Runtime Stitching
Runtime stitching adds the ability for the runtime to stitch together multiple, indepently compiled programs together at runtime, ie. without compiler knowledge of how the binary programs will be composed.
Motivation
In order to flexibly support arbitrary training schedules / composing multiple models together we want to have the ability for the runtime to stitch graphs together. To achieve this we need to define an ABI kind of interface between the compiler and the runtime.
Simple Example
mod_a = forge.compile(PyTorch_module_a)
mod_b = forge.compile(PyTorch_module_b)
for i in range(10):
outs_a = mod_a(ins_a)
outs_b = mod_b(outs_a)
mod_a and mod_b are 2 independent compile steps, during the compile step for
mod_a it should be completely unaware that mod_b will take place and vice-versa.
In order to achieve this we propose a new runtime concept called stitching:
- forge invokes compile step for
mod_a, tt-mlir compiler determines where the inputs (ins_a) should live, host, device dram, device l1. tt-mlir returns metadata to forge describing where it wants the tensors to reside before invoking flatbuffer submission. - forge invokes compile step for
mod_b, same happens as bullet 1 mod_ais invoked at runtime, forge runtime needs to inspect the compiler metadata to determine where the tensors should live.
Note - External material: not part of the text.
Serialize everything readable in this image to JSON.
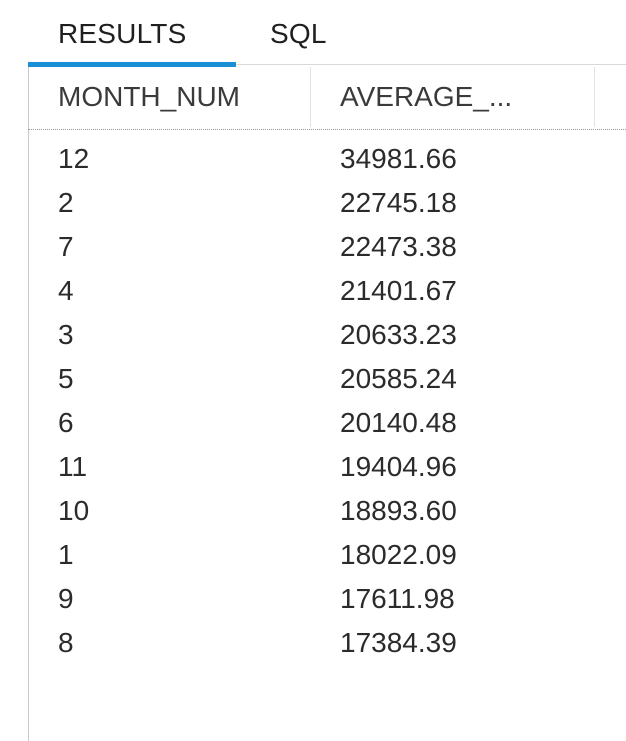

Runtime manually invokes a new data copy command to get the tenors to the correct memory space / correct memory address.- forge runtime invokes
mod_aprogram submit mod_bis invoked at runtime, this time it might be that the compiler left the tensor outputs in L1, so no data copy is needed to start runningmod_bsince the inputs are already in the correct location.
A more concrete usecase would be a training loop where there are often multiple graphs composed together. #82 Or when we eventually support torch 2.0, the torch runtime can arbitrarily break the graph anywhere.
Proposed Changes
Compiler Metadata
Compiler will encode the input tensor layout information directly into the flatbuffer tensor desc. The flatbuffer schema already exists to express this, we just need to adopt populating it instead of assuming a canonical host layout.
Compiler will decide where the tensors should live, host, device dram, device l1.
Runtime
- Runtime will inspect the tensor desc metadata to determine where the tensors need to end up / what layout they should be in before invoking the program.
- New runtime API
Tensor toLayout(Tensor tensor, ::tt::target::TensorDesc* tensorDesc); - Runtime will need to invoke
toLayouton all input tensors before invoking the program.
Test Plan
- Add a new test to the runtime gtest suite that verifies the runtime can correctly stitch together 2 independently compiled programs.
Concerns
- Tensors pass through device memory spaces (dram, L1) will have a dynamic address, some arbitrary run order of flatbuffer could cause tensors to end up in non-ideal locations in memory. Specifically, L1, a poorly placed tensor might not be able to be moved to a better location without a bounce through DRAM.